Nicholas II would have been 145 years old this year, but the last birthday he observed was 50, in 1918 almost two months to the day before being shot with his family. He expressed surprise in his diary that he had reached that age; his father was 49 when he died. Here’s a picture of him at the age of thirty, in 1898. Of course, he wouldn’t have survived to 145 even if he hadn’t been shot by revolutionaries, but just to think . . . if he had matched the oldest documented woman, Jeanne Calment, who lived to be 122 years old, he would’ve died in 1990! She was a little younger than he was, born in 1875 and dying in 1997. If he’d lived to 1997, he would’ve been 129. Interestingly, he once described in his diary an encounter with a 130-year-old Russian peasant woman who talked about her memories of Napoleon’s march on Moscow in 1812. So if he’d lived as long as she had, he would’ve died when I was 14! Of course, I wouldn’t have cared who he was because if he’d lived that long, Russia would either be just another constitutional monarchy with a useless kingly figurehead, or he’d just be some Russian emigre living in Canada that I wouldn’t be interested in. I didn’t just pull Canada out at random; there’s evidence that the British government was trying to put together a safe place for the Romanovs to live in Canada — it was Nicholas’ wish to start farming — and his sister Olga died in that country in 1960.
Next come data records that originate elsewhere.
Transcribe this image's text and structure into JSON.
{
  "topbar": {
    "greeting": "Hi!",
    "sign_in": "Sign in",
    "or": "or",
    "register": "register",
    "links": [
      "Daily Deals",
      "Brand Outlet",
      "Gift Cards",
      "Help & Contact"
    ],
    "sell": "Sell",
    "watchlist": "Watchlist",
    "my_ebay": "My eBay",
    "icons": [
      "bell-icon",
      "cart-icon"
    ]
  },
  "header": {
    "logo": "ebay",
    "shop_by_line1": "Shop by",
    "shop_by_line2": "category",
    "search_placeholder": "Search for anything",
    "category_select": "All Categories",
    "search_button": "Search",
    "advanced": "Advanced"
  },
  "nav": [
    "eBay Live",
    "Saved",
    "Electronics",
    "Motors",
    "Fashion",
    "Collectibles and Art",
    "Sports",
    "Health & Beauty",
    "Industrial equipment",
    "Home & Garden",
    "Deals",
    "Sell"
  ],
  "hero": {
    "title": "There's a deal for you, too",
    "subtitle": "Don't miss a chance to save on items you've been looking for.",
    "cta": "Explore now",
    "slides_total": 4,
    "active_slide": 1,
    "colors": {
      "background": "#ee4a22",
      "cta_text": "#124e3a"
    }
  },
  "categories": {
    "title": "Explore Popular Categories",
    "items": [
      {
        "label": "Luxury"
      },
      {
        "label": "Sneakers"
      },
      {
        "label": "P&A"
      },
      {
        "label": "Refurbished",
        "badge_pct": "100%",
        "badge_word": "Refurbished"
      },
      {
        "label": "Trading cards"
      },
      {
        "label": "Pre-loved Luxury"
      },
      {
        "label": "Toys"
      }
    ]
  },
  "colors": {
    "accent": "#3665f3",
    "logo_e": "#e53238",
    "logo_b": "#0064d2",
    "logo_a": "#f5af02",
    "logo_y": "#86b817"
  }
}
You know my fascination with dates, though. But I’ll get off that topic and share with you something very special I found just in time for the occasion: voice recording of Nicholas II. That’s right! In the recording below, you can hear him saying, “Братцы! Спасибо вам за полный парад! Спасибо, братцы, вам за отличное ученье!”
The parade recorded here (the stills and video are to other occasions) was appropriately for the birthday of the Sovereign; it was of His Imperial Majesty’s separate Grenadier Corps commanded by Lieutenant-General Baron von Eck Eduard Vladimirovich.
0:01-0:04: Lt. Gen. E. V. Eck: “Listen to (inaudible)! Brothers! I drink to the health of our dear Sovereign Leader Emperor Nicholas Alexandrovich! Hurrah!”
0:05-1:02: Orchestra plays the national anthem of the Russian Empire.
0:39-0:41: The child here must be Tsarevich Alexei Nikolaevich.
1:03-1:12: Lt. Gen. E. V. Eck: “To the ceremonial march – rifle on his shoulder! Quick march!”
1:13-1:48: Orchestra plays a Kroup military march, “Homesickness.”
1:49-1:53. Emperor Nicholas Alexandrovich: “Brothers! Thank you for the full parade!”
2:08-2:13: Emperor Nicholas Alexandrovich: “Thank you, brothers, for a excellent apprenticeship!”